LAWS(GJH)-1965-9-10

COMMISSIONER OF INCOME TAX Vs. KHARWAR B M

Decided On September 22, 1965
COMMISSIONER OF INCOME TAX Appellant
V/S
B.M.KHARWAR Respondents

JUDGEMENT

(1.) THE question which has been referred to us in this reference is "Whether, on the facts and in the circumstances of the case, the sum of Rs. 40,743 is assessable to tax by applying the second proviso to s. 10(2)(vii) of the Indian IT Act, 1922 ?"

(2.) THE present reference arises out of the assessment for the asst. yr. 1959-60 on the assessee which is assessed as a registered firm, and the relevant previous year is Samvat year 2014 (October 24, 1957 to November 11, 1958). THE assessee-firm was carrying on business of manufacturing art silk cloth at Surat and had and still have branches at Bombay, Calcutta and Rangoon. THE firm maintained and still maintains separate books of account for each of these branches. THE business of manufacturing art silk cloth at Surat was carried on by the assessee-firm up to June 17, 1958, when it was taken over by a private limited company. THE assessee-firm has eighteen partners and the private limited company which took over the said business have the same persons as its shareholders, and their respective interests in the limited company are the same which they had in the assessee- firm. One of the assets taken over by the limited company was machinery, the written down value of which stood at Rs. 9,962 in the books of account of the assessee-firm. THE machinery was taken over by the limited company at the value of Rs. 62,232. It is an admitted fact that the total amount of depreciation allowed in respect of the machinery in the preceding years came to Rs. 40,743. THE original cost of this machinery was Rs. 51,605.

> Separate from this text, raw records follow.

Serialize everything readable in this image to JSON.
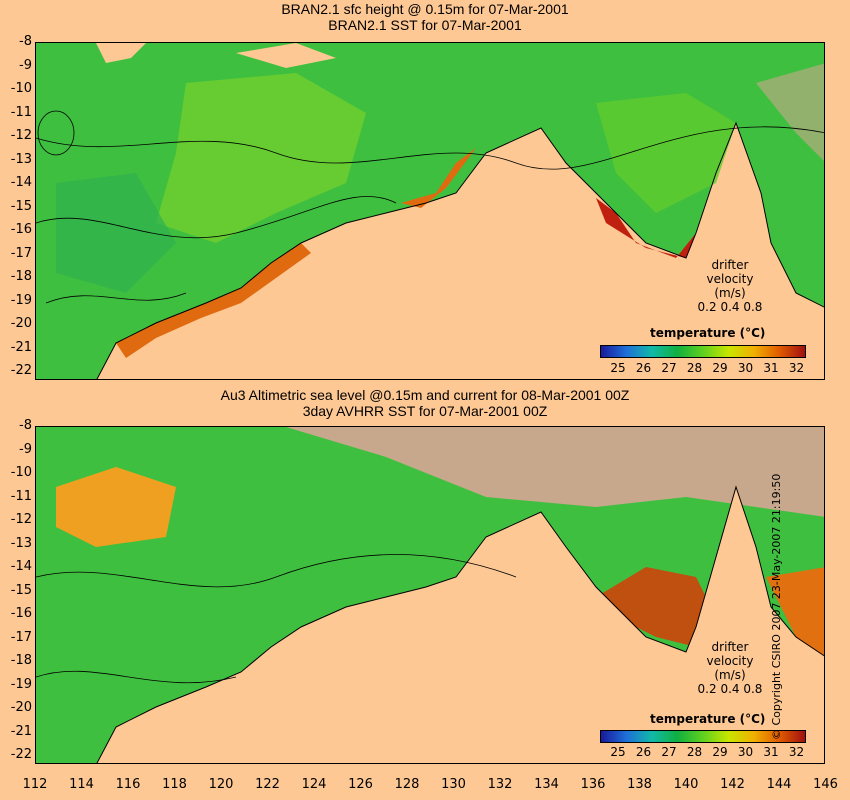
{
  "top_panel": {
    "title_line1": "BRAN2.1 sfc height @ 0.15m for 07-Mar-2001",
    "title_line2": "BRAN2.1 SST for 07-Mar-2001",
    "legend_title": "temperature (°C)",
    "drifter_label": "drifter",
    "velocity_label": "velocity (m/s)",
    "velocity_scale": "0.2  0.4  0.8"
  },
  "bottom_panel": {
    "title_line1": "Au3 Altimetric sea level  @0.15m and current for 08-Mar-2001 00Z",
    "title_line2": "3day AVHRR SST for 07-Mar-2001 00Z",
    "legend_title": "temperature (°C)",
    "drifter_label": "drifter",
    "velocity_label": "velocity (m/s)",
    "velocity_scale": "0.2  0.4  0.8"
  },
  "y_ticks": [
    "-8",
    "-9",
    "-10",
    "-11",
    "-12",
    "-13",
    "-14",
    "-15",
    "-16",
    "-17",
    "-18",
    "-19",
    "-20",
    "-21",
    "-22"
  ],
  "x_ticks": [
    "112",
    "114",
    "116",
    "118",
    "120",
    "122",
    "124",
    "126",
    "128",
    "130",
    "132",
    "134",
    "136",
    "138",
    "140",
    "142",
    "144",
    "146"
  ],
  "colorbar_ticks": [
    "25",
    "26",
    "27",
    "28",
    "29",
    "30",
    "31",
    "32"
  ],
  "colorbar_colors": [
    "#1a1a9c",
    "#1e6fd8",
    "#12b9a8",
    "#10b040",
    "#5fd020",
    "#c8e600",
    "#f0b000",
    "#e05a00",
    "#a01010"
  ],
  "copyright": "© Copyright CSIRO 2007  23-May-2007 21:19:50",
  "colors": {
    "land": "#fec894",
    "ocean_green": "#3fbf3f",
    "no_data": "#c8a88c"
  }
}
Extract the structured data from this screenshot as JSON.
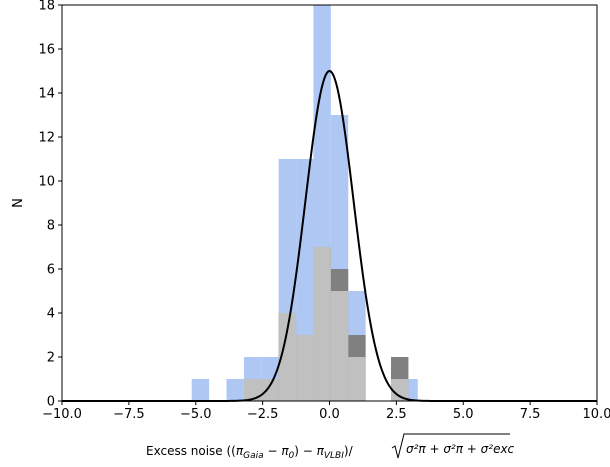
{
  "chart_data": {
    "type": "bar",
    "xlabel_parts": {
      "prefix": "Excess noise ((",
      "pi": "π",
      "gaia_sub": "Gaia",
      "minus1": " − ",
      "pi0": "π",
      "zero_sub": "0",
      "close1": ") − ",
      "pivlbi": "π",
      "vlbi_sub": "VLBI",
      "close2": ")/",
      "sqrt_content": "σ²π + σ²π + σ²exc"
    },
    "ylabel": "N",
    "xlim": [
      -10,
      10
    ],
    "ylim": [
      0,
      18
    ],
    "x_ticks": [
      -10.0,
      -7.5,
      -5.0,
      -2.5,
      0.0,
      2.5,
      5.0,
      7.5,
      10.0
    ],
    "x_tick_labels": [
      "−10.0",
      "−7.5",
      "−5.0",
      "−2.5",
      "0.0",
      "2.5",
      "5.0",
      "7.5",
      "10.0"
    ],
    "y_ticks": [
      0,
      2,
      4,
      6,
      8,
      10,
      12,
      14,
      16,
      18
    ],
    "y_tick_labels": [
      "0",
      "2",
      "4",
      "6",
      "8",
      "10",
      "12",
      "14",
      "16",
      "18"
    ],
    "bin_width": 0.65,
    "series": [
      {
        "color": "#aec7f3",
        "bins": [
          {
            "x0": -5.15,
            "count": 1
          },
          {
            "x0": -3.85,
            "count": 1
          },
          {
            "x0": -3.2,
            "count": 2
          },
          {
            "x0": -2.55,
            "count": 2
          },
          {
            "x0": -1.9,
            "count": 11
          },
          {
            "x0": -1.25,
            "count": 11
          },
          {
            "x0": -0.6,
            "count": 18
          },
          {
            "x0": 0.05,
            "count": 13
          },
          {
            "x0": 0.7,
            "count": 5
          },
          {
            "x0": 1.35,
            "count": 0
          },
          {
            "x0": 2.0,
            "count": 0
          },
          {
            "x0": 2.65,
            "count": 1
          }
        ]
      },
      {
        "color": "#808080",
        "bins": [
          {
            "x0": -2.55,
            "count": 1
          },
          {
            "x0": -1.9,
            "count": 4
          },
          {
            "x0": -1.25,
            "count": 3
          },
          {
            "x0": -0.6,
            "count": 7
          },
          {
            "x0": 0.05,
            "count": 6
          },
          {
            "x0": 0.7,
            "count": 3
          },
          {
            "x0": 2.3,
            "count": 2
          }
        ]
      },
      {
        "color": "#c0c0c0",
        "bins": [
          {
            "x0": -3.2,
            "count": 1
          },
          {
            "x0": -2.55,
            "count": 1
          },
          {
            "x0": -1.9,
            "count": 4
          },
          {
            "x0": -1.25,
            "count": 3
          },
          {
            "x0": -0.6,
            "count": 7
          },
          {
            "x0": 0.05,
            "count": 5
          },
          {
            "x0": 0.7,
            "count": 2
          },
          {
            "x0": 2.3,
            "count": 1
          }
        ]
      }
    ],
    "curve": {
      "type": "gaussian",
      "mean": 0.0,
      "sigma": 0.9,
      "peak": 15.0,
      "color": "#000000"
    }
  }
}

(3.) IN respect of property which is sold, the basis of the allowance is the excess of the written down value over the sale price. It is necessary, however, that the business, to the assets of which the allowance under cl. (vii) relates, should have been carried on for at least some part of the relevant accounting year and, under the first proviso, it is necessary that the amount claimed by way of an allowance under this clause is actually written-off in the assessee's books. The principle on which the second proviso is based is that the assessee should be recouped of his capital cost of building, machinery and plant by the depreciation allowances given under cls. (vi) and (via), the allowance under cl. (vii) and the sale price or the scrap value, when he sells these assets or demolishes or destroys them. Where, therefore, an assessee is able to recover in full the written down value out of the sale proceeds, he would not be entitled to claim the allowance under cl. (vii), for cl. (vii) is intended only to recoup the balance of the cost after deducting the total depreciation allowances. What the second proviso does is to provide that if the sale price exceeds the written down value, such excess should be taxed as profits to the extent of the total depreciation allowances granted in the preceding years. IN such a case, the proviso takes back what was granted by way of depreciation allowance in the past because the result otherwise would be to recoup to an assessee an amount in excess of his original cost. The second proviso thus taxes the excess of the sale price over the written down value and that is what the taxing authorities sought to do in the present case. The effect of this proviso, therefore, is that where the sale proceeds plus the total depreciation allowances already made exceed the original cost, the excess or the aggregate of the depreciation allowances, whichever is less, is chargeable as profits.